The reason that you use UD fiber in the main part of the top tube and down tube is because it has all of the fibers oriented in the same direction for maximum stiffness. UD allows you to make a more optimized lay-up."
Pirelli made a big showing at Sea Otter with multiple tread designs. At this point I didn't see a pattern that would be suitable for the conditions I ride in, but I wouldn't count Pirelli out. They have impressive testing facilities and the company seems very serious about making a big play in bikes. This isn't simply a licensing agreement and representatives from Italy were on hand in Monterey. It seems to start off with Pirelli is only producing 29 inch tires, in two widths and two casings.
WTB is known to make great tires but I haven't yet found one that is great for the sloppy and variable conditions we ride in. If it's good for Socal or Moab it's likely going to suck from Oregon to Alaska. At the beginning of Sea Otter WTB launched the Verdict tire series to address what some see as a gap in the line up, with the Vigilante being a notable exception. The idea is that these are front specific tires and while they look great for both ends to me, the new front focussed Judge looks pretty burly as well.
Cushcore seems to be going great guns with the racer crowd. I'm a fan and if I was a stronger climber I'd happily use it all the time. Currently however the 250+ grams per wheel is more than I'm willing to sacrifice. To address this concern for riders of my ilk Cushcore is rolling out a version that strips away 100 g of weight, pushing a 29er version down to a reasonable 150 g. For some perspective that's lighter than most tubes.

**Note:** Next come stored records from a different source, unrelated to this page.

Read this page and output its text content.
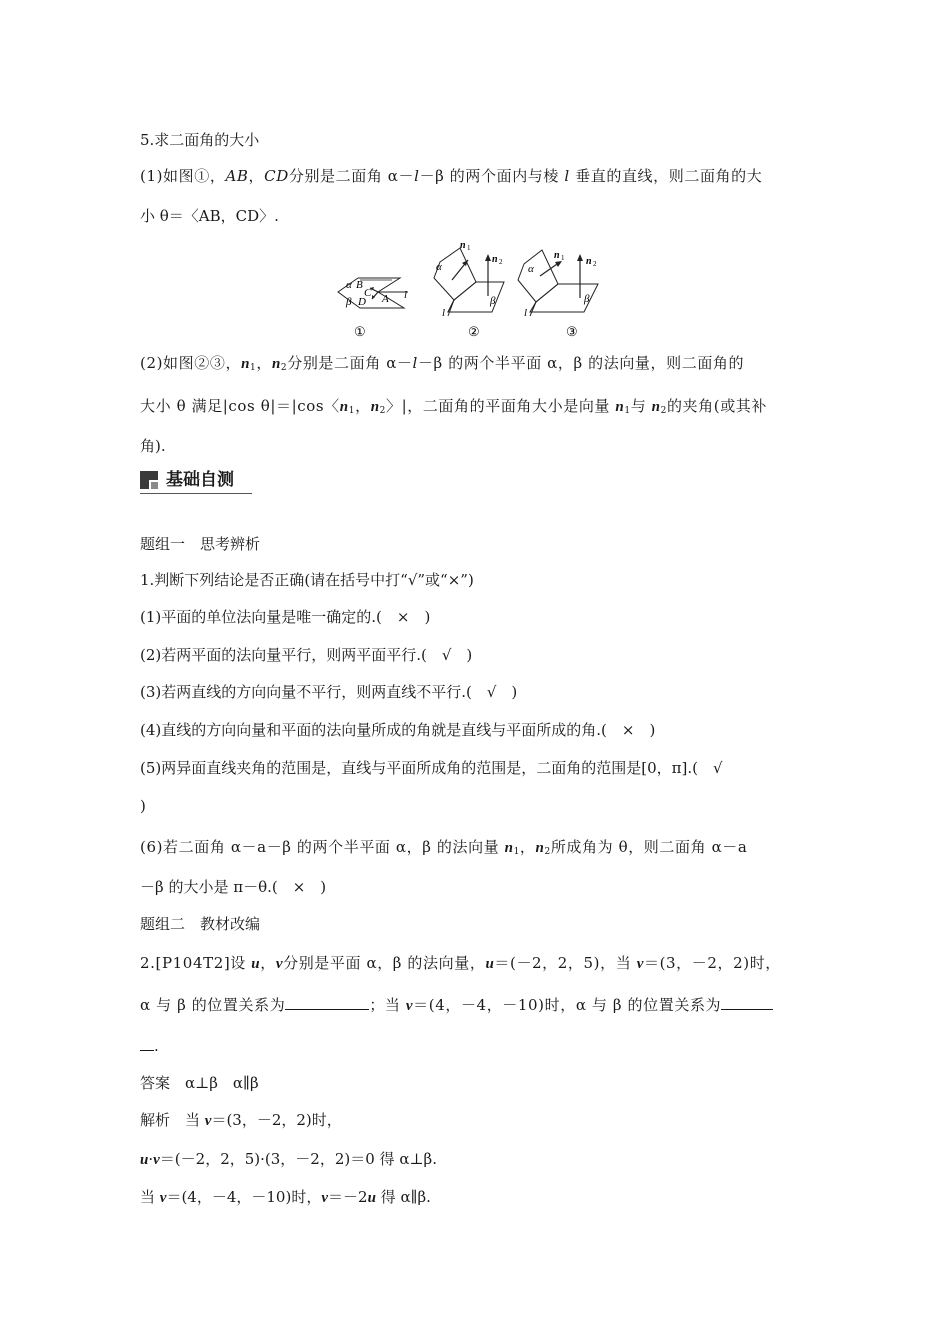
5.求二面角的大小
(1)如图①，AB，CD分别是二面角 α－l－β 的两个面内与棱 l 垂直的直线，则二面角的大
小 θ＝〈AB，CD〉.
α B
C
β D A l
①
n 1
n 2
α
β
l
②
α
n 1 n 2
β
l
③
(2)如图②③，$n_1$，$n_2$分别是二面角 α－l－β 的两个半平面 α，β 的法向量，则二面角的
大小 θ 满足|cos θ|＝|cos〈$n_1$，$n_2$〉|，二面角的平面角大小是向量 $n_1$与 $n_2$的夹角(或其补
角).
基础自测
题组一　思考辨析
1.判断下列结论是否正确(请在括号中打“√”或“×”)
(1)平面的单位法向量是唯一确定的.(　×　)
(2)若两平面的法向量平行，则两平面平行.(　√　)
(3)若两直线的方向向量不平行，则两直线不平行.(　√　)
(4)直线的方向向量和平面的法向量所成的角就是直线与平面所成的角.(　×　)
(5)两异面直线夹角的范围是，直线与平面所成角的范围是，二面角的范围是[0，π].(　√
)
(6)若二面角 α－a－β 的两个半平面 α，β 的法向量 $n_1$，$n_2$所成角为 θ，则二面角 α－a
－β 的大小是 π－θ.(　×　)
题组二　教材改编
2.[P104T2]设 u，v分别是平面 α，β 的法向量，u＝(－2，2，5)，当 v＝(3，－2，2)时，
α 与 β 的位置关系为	；当 v＝(4，－4，－10)时，α 与 β 的位置关系为
.
答案　α⊥β　α∥β
解析　当 v＝(3，－2，2)时，
u·v＝(－2，2，5)·(3，－2，2)＝0 得 α⊥β.
当 v＝(4，－4，－10)时，v＝－2u 得 α∥β.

If you aren't racing, and you aren't hard on rims and tires, these might be great for your trail, enduro(!) or even DH needs. Cushcore gives you a smaller air volume in your tires so it reacts more quickly to impacts, protects your rims, adds damping and a bit of suspension to your tires and allows you to run lower pressures. It also supports sidewalls and provides decent run-flat protection for your rims and tires. While those benefits are likely diminished some, the level of protection the originals provide is likely overkill for many riders. Inventor Adam Krefting was apparently very reluctant to compromise and make this lighter product, but I think this will be an excellent choice for many riders. This version fits rims up to 32mm internal and tires up to 2.4" wide. We'll be testing a set (which costs 150 USD for two liners and two valve cores) as soon as they arrive. More at Cushcore.com
OneUp launched a new bar and stem while we were down at Sea Otter but there was more stuff on display as well.
That's all we've got from Sea Otter 2019.